Книга 1. Предиктивные мемуары
Глава 30. Надежда и будильник

Оглавление

– Развести на нехорошее несложно, если народ тупой, – сказал Бонда не вставая, – тем более что план, как стравить, был сто раз отработан в других регионах. Если уж хохлов умудрились раскачать, то уж наш-то край, где мечетей, пожалуй, поболе, чем православных церквей, а в любом классе половина – татары с башкирами, только в путь…

– У нас, кстати, так и началось, – согласился Рамиль. – В первую ночь сожгли поклонные, или как их, кресты на окраинах города. На вторую – мечеть.

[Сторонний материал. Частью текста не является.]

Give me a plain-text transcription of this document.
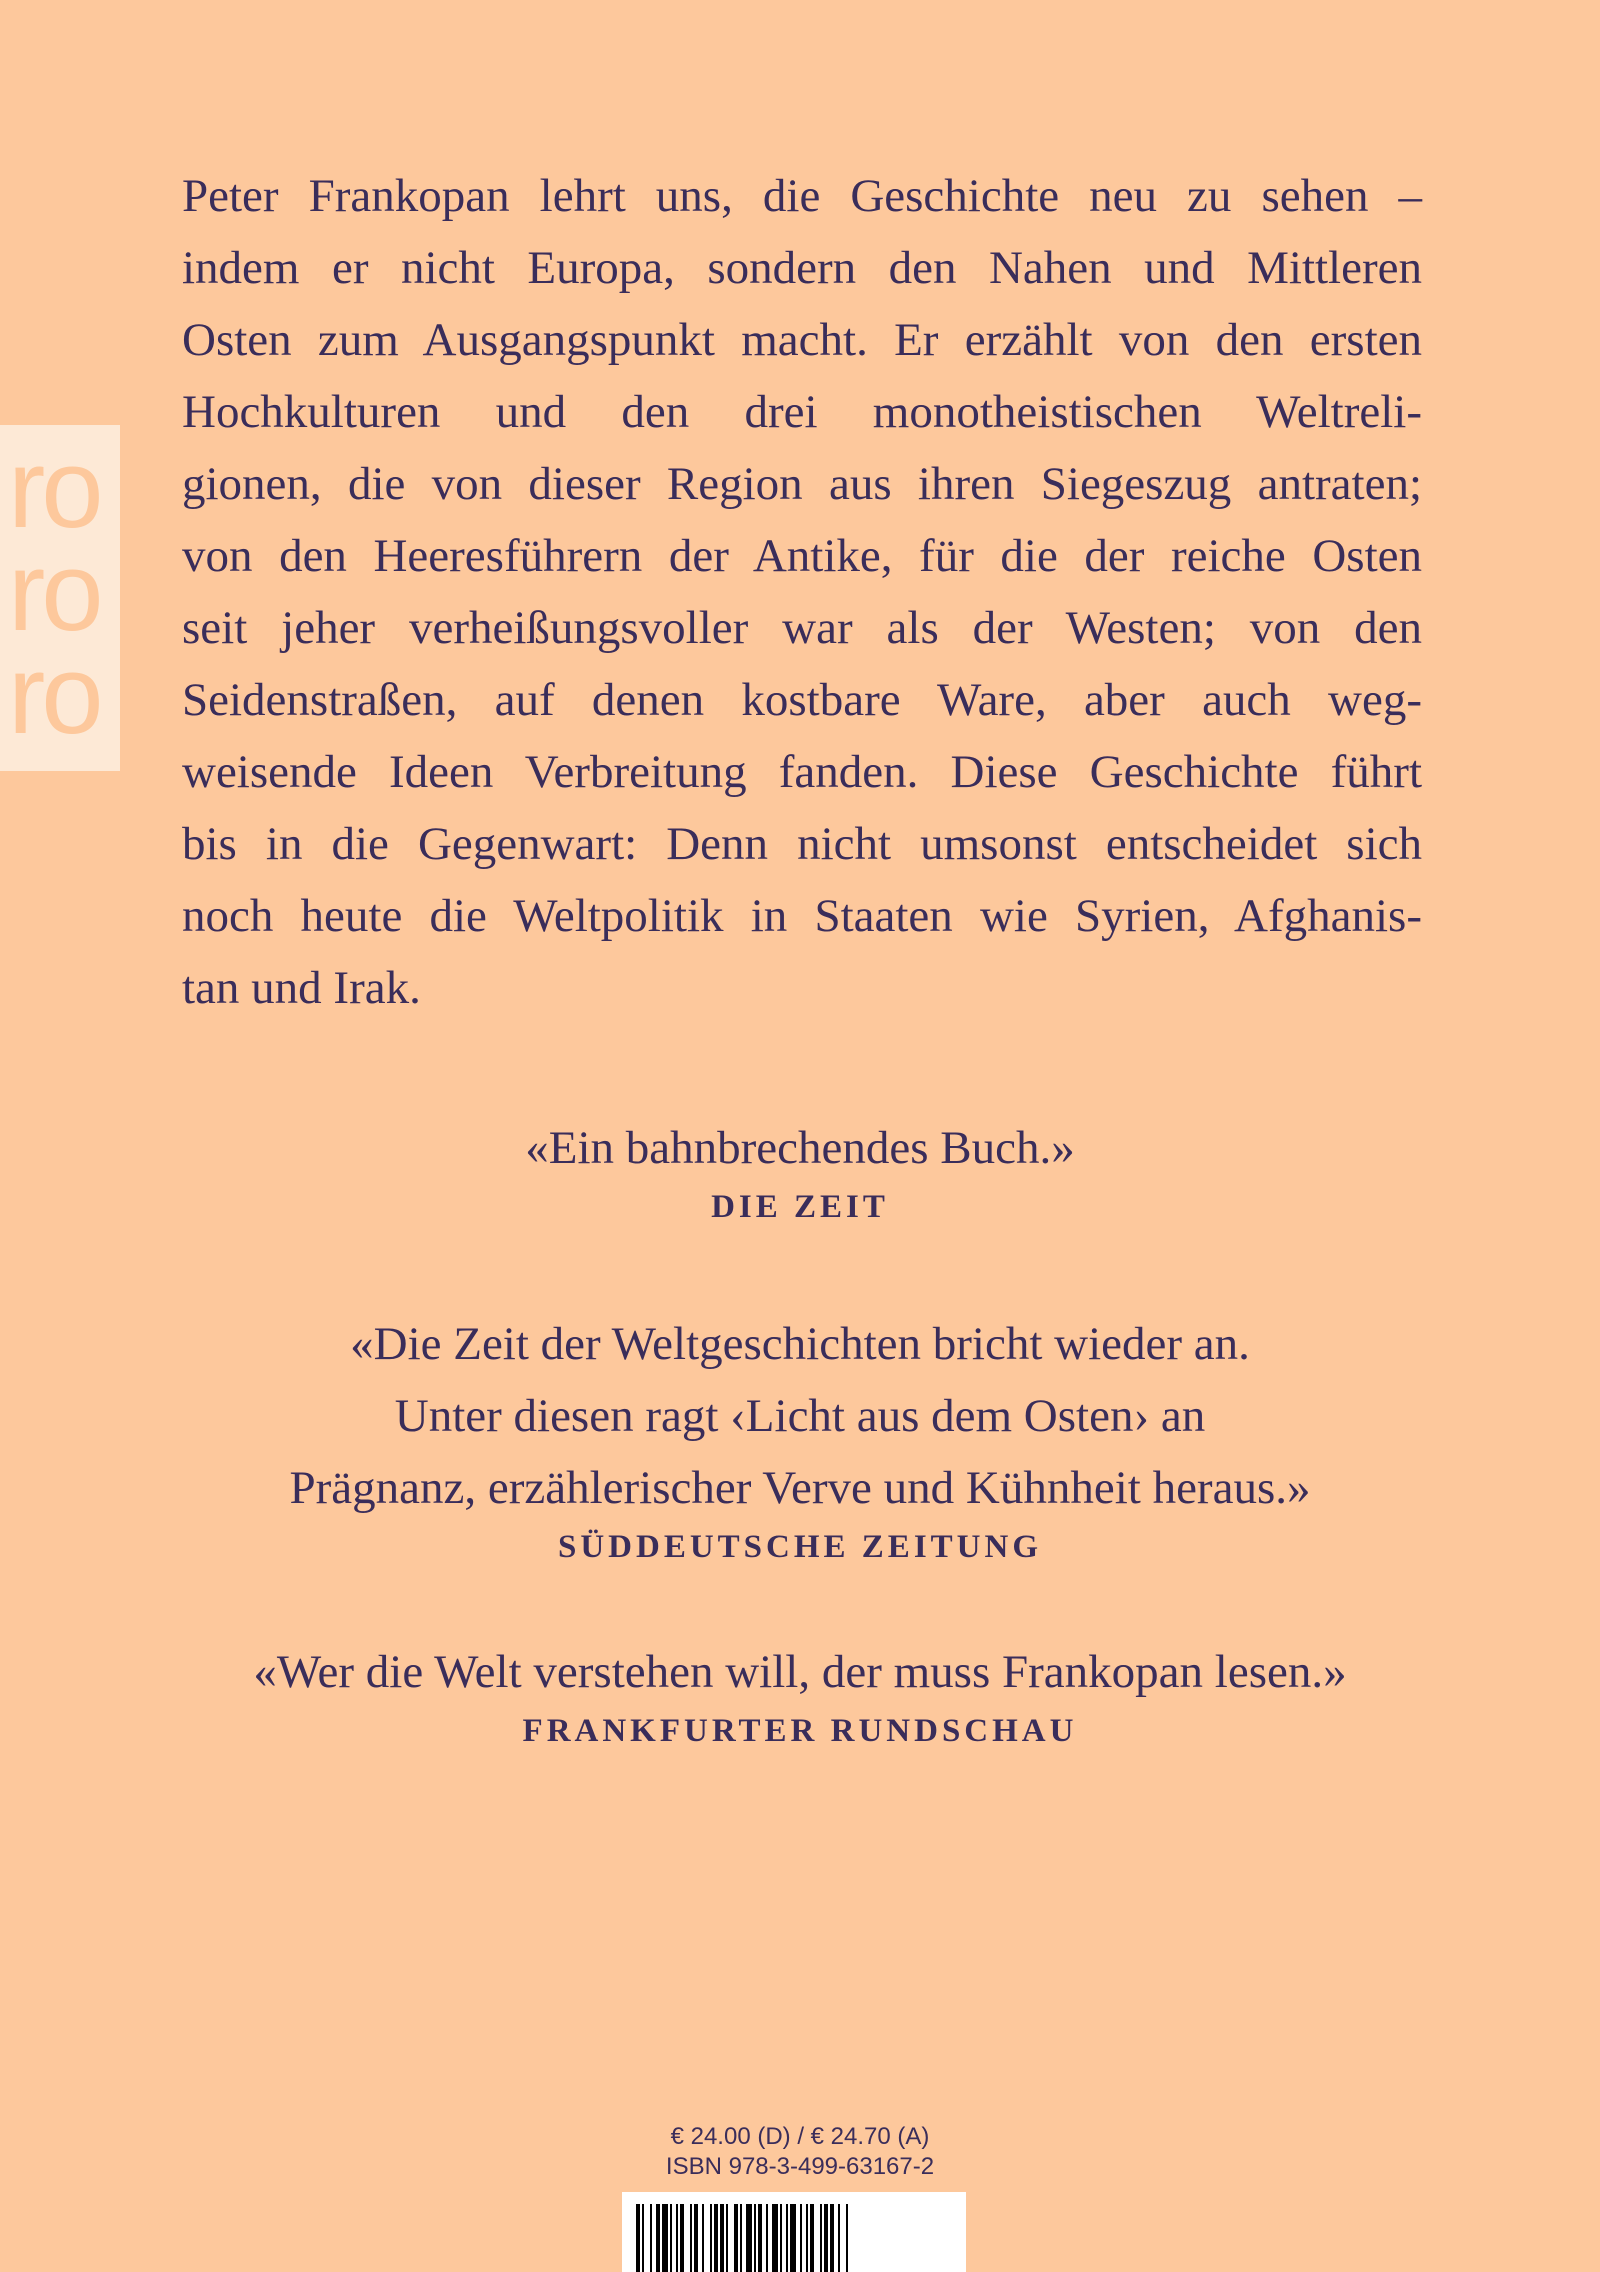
ro
ro
ro
Peter Frankopan lehrt uns, die Geschichte neu zu sehen –
indem er nicht Europa, sondern den Nahen und Mittleren
Osten zum Ausgangspunkt macht. Er erzählt von den ersten
Hochkulturen und den drei monotheistischen Weltreli-
gionen, die von dieser Region aus ihren Siegeszug antraten;
von den Heeresführern der Antike, für die der reiche Osten
seit jeher verheißungsvoller war als der Westen; von den
Seidenstraßen, auf denen kostbare Ware, aber auch weg-
weisende Ideen Verbreitung fanden. Diese Geschichte führt
bis in die Gegenwart: Denn nicht umsonst entscheidet sich
noch heute die Weltpolitik in Staaten wie Syrien, Afghanis-
tan und Irak.
«Ein bahnbrechendes Buch.»
DIE ZEIT
«Die Zeit der Weltgeschichten bricht wieder an.
Unter diesen ragt ‹Licht aus dem Osten› an
Prägnanz, erzählerischer Verve und Kühnheit heraus.»
SÜDDEUTSCHE ZEITUNG
«Wer die Welt verstehen will, der muss Frankopan lesen.»
FRANKFURTER RUNDSCHAU
€ 24.00 (D) / € 24.70 (A)
ISBN 978-3-499-63167-2
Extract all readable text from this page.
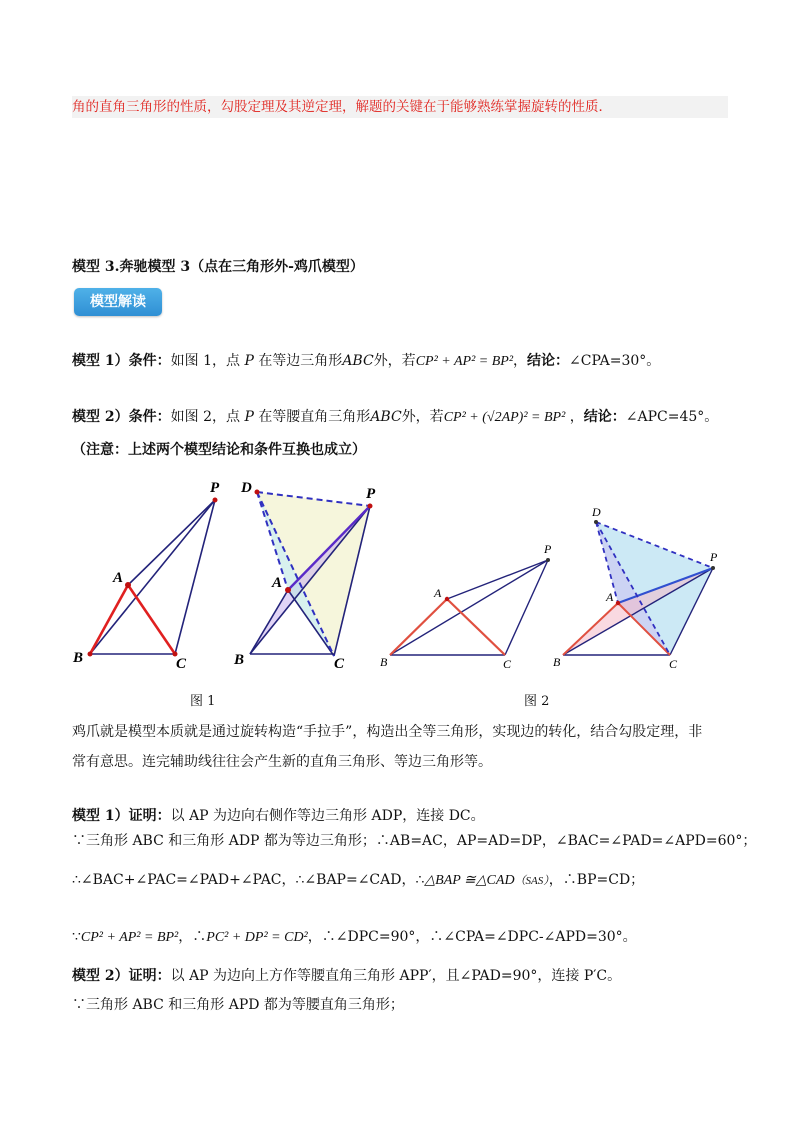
角的直角三角形的性质，勾股定理及其逆定理，解题的关键在于能够熟练掌握旋转的性质．
模型 3.奔驰模型 3（点在三角形外-鸡爪模型）
模型解读
模型 1）条件：如图 1，点 P 在等边三角形ABC外，若CP² + AP² = BP²，结论：∠CPA=30°。
模型 2）条件：如图 2，点 P 在等腰直角三角形ABC外，若CP² + (√2AP)² = BP² ，结论：∠APC=45°。
（注意：上述两个模型结论和条件互换也成立）
P
A
B	C
D	P
A
B	C
P
A
B	C
D
P
A
B	C
图 1	图 2
鸡爪就是模型本质就是通过旋转构造“手拉手”，构造出全等三角形，实现边的转化，结合勾股定理，非
常有意思。连完辅助线往往会产生新的直角三角形、等边三角形等。
模型 1）证明：以 AP 为边向右侧作等边三角形 ADP，连接 DC。
∵三角形 ABC 和三角形 ADP 都为等边三角形；∴AB=AC，AP=AD=DP，∠BAC=∠PAD=∠APD=60°；
∴∠BAC+∠PAC=∠PAD+∠PAC，∴∠BAP=∠CAD，∴△BAP ≅△CAD（SAS），∴BP=CD；
∵CP² + AP² = BP²，∴PC² + DP² = CD²，∴∠DPC=90°，∴∠CPA=∠DPC-∠APD=30°。
模型 2）证明：以 AP 为边向上方作等腰直角三角形 APP′，且∠PAD=90°，连接 P′C。
∵三角形 ABC 和三角形 APD 都为等腰直角三角形；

– Вот даже не удивлюсь, если это сделали одни и те же люди, – усмехнулся Бонда. – Всегда говорил, что нельзя так демонстративно верить. Настоящая вера и религия пересекаются, но не у всех.

– Циник ты, ничего в тебе святого! – сказал Наглер.

– Продолжай…

– Чего продолжай?

– Ничего во мне святого… не осталось, так? – ухмыльнулся Бонда. – Только надежда на будильник.

– На какой еще, нахрен, будильник?

– Да так, не обращай внимания. Проснуться хочу. Забыли. Туплю маненько – голова болит. А про провокации, это – опыт. Ничто не ново под луной. Вильнюс, Москва, Нюёрг, Киев… Далее везде: казань-рязань и юрюзань. Для подбадривания процесса…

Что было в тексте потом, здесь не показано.